#anthologie #03 | les plumes

Les plumes

Systématiquement. Systématiquement ? Non pas. Quand je vois une plume au sol, je ne peux pas m’empêcher d’au moins y penser. Parce qu’une plume n’a rien à faire au sol. La vue d’une plume au sol me heurte systématiquement, vrai. Mais je ne la ramasse pas systématiquement. Parce que j’ai peur d’être vue en train de ramasser la plume. Alors je m’en vais, y pensant, me maudissant de l’avoir laissée là, seule, à la merci de tout ce qu’un sol peut faire à une plume.

C’était il y a une dizaine de jours. Devant la Détente. Une plume. Là. Tandis que mon cerveau commençait à réfléchir à toutes les bonnes raisons pour que je passe mon chemin, mon corps lui s’est penché et une de mes mains l’a saisie. Une fois dans ma main, au bas des trois marches de la Détente, je me sentais à la fois prise au piège et libérée. Celle-là ne sera pas restée au sol, sur le bitume froid d’un printemps d’année de treize lunes. Que faire ? au bout de mon bras, la main tient la plume. Mais mon cerveau calcule déjà tous les mouvements de la journée. Il ne faut pas que cette plume me mette en retard. Vite. Je suis déjà sur la terrasse. Comme un peu mieux protégée que dans la rue, trois marches plus bas. Ma tête tourne autour de la terrasse, mes yeux cherchent un endroit à la fois en vue et invisible. Le pot de Dipladénias, celui de gauche, ou celui de droite, c’est selon comme on se trouve sur la terrasse. Je la plante, à l’ombre des feuilles vertes. Soulagée. Je n’y pense plus. Elle est là. Je n’y pense plus. Jusqu’à ce matin. Je crois que je l’ai aperçu hier justement. Juste avant la fin d’une de ces treize longues lunes. Personne d’autre ne la voit. Je ne crois pas du moins. Ce matin, après la douche, après la sixième ou septième clope sur le chemin de la Détente, en arrivant au bas des marches, je regarderais si elle est toujours là.
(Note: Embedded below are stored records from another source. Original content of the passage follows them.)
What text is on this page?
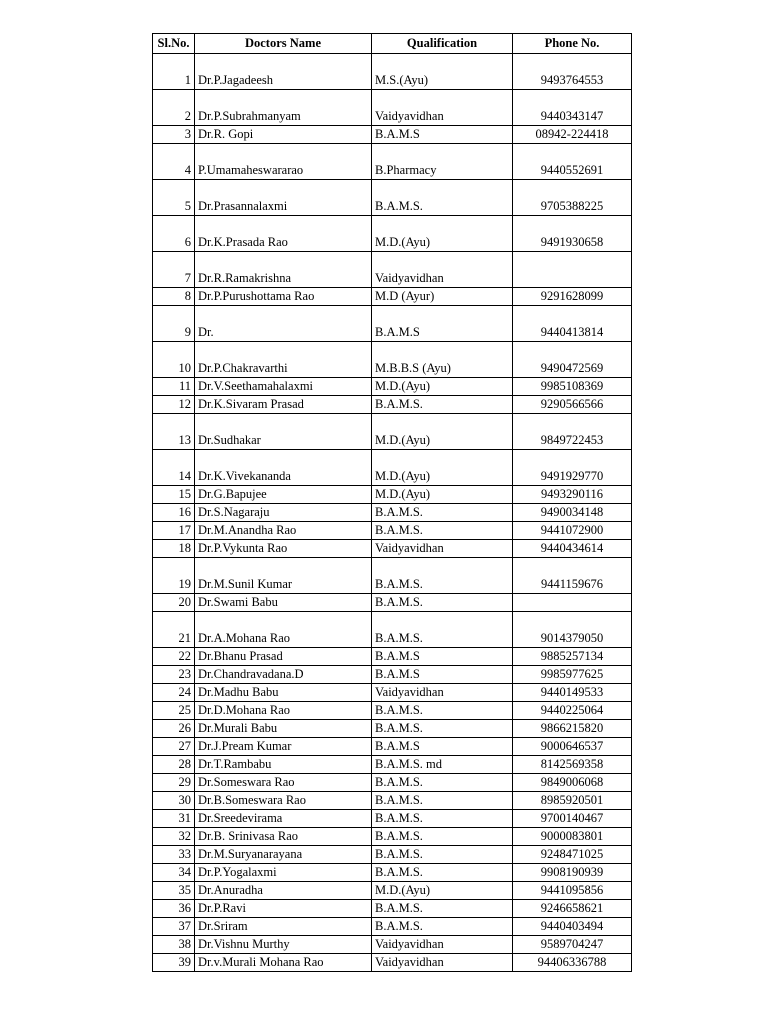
Sl.No.	Doctors Name	Qualification	Phone No.
1	Dr.P.Jagadeesh	M.S.(Ayu)	9493764553
2	Dr.P.Subrahmanyam	Vaidyavidhan	9440343147
3	Dr.R. Gopi	B.A.M.S	08942-224418
4	P.Umamaheswararao	B.Pharmacy	9440552691
5	Dr.Prasannalaxmi	B.A.M.S.	9705388225
6	Dr.K.Prasada Rao	M.D.(Ayu)	9491930658
7	Dr.R.Ramakrishna	Vaidyavidhan	
8	Dr.P.Purushottama Rao	M.D (Ayur)	9291628099
9	Dr.	B.A.M.S	9440413814
10	Dr.P.Chakravarthi	M.B.B.S (Ayu)	9490472569
11	Dr.V.Seethamahalaxmi	M.D.(Ayu)	9985108369
12	Dr.K.Sivaram Prasad	B.A.M.S.	9290566566
13	Dr.Sudhakar	M.D.(Ayu)	9849722453
14	Dr.K.Vivekananda	M.D.(Ayu)	9491929770
15	Dr.G.Bapujee	M.D.(Ayu)	9493290116
16	Dr.S.Nagaraju	B.A.M.S.	9490034148
17	Dr.M.Anandha Rao	B.A.M.S.	9441072900
18	Dr.P.Vykunta Rao	Vaidyavidhan	9440434614
19	Dr.M.Sunil Kumar	B.A.M.S.	9441159676
20	Dr.Swami Babu	B.A.M.S.	
21	Dr.A.Mohana Rao	B.A.M.S.	9014379050
22	Dr.Bhanu Prasad	B.A.M.S	9885257134
23	Dr.Chandravadana.D	B.A.M.S	9985977625
24	Dr.Madhu Babu	Vaidyavidhan	9440149533
25	Dr.D.Mohana Rao	B.A.M.S.	9440225064
26	Dr.Murali Babu	B.A.M.S.	9866215820
27	Dr.J.Pream Kumar	B.A.M.S	9000646537
28	Dr.T.Rambabu	B.A.M.S. md	8142569358
29	Dr.Someswara Rao	B.A.M.S.	9849006068
30	Dr.B.Someswara Rao	B.A.M.S.	8985920501
31	Dr.Sreedevirama	B.A.M.S.	9700140467
32	Dr.B. Srinivasa Rao	B.A.M.S.	9000083801
33	Dr.M.Suryanarayana	B.A.M.S.	9248471025
34	Dr.P.Yogalaxmi	B.A.M.S.	9908190939
35	Dr.Anuradha	M.D.(Ayu)	9441095856
36	Dr.P.Ravi	B.A.M.S.	9246658621
37	Dr.Sriram	B.A.M.S.	9440403494
38	Dr.Vishnu Murthy	Vaidyavidhan	9589704247
39	Dr.v.Murali Mohana Rao	Vaidyavidhan	94406336788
B: »-elle est toujours là, sauf si la pluie l’a faite tombé…

A: »Ah…tu l’avais vu?

B: »On l’a tous vu…

A: »ah…elle était pas très bien cachée…

B: »Non. On fait attention…tu sais ma mère ramasse toutes les plumes qu’elle croise…tu peux faire pareil. J’ai l’habitude. Elle est blanche et noire grise, et grande. »

A propos de Alexia

Chercheuse par diplôme (Master 2, 2018) en littérature anglaise du 20ème siècle à Tours, indépendante car pas rattachée à une université pour l'heure, je fais des mousses au chocolat, des îles flottantes, du pain perdu caramel, des meringues, des crèmes brûlées...un jour, j'arriverais au niveau de la tarte au citron de Blanche!!! je l'aurais un jour!!! je l'aurais!!! En attendant, j'épluche aussi des pommes...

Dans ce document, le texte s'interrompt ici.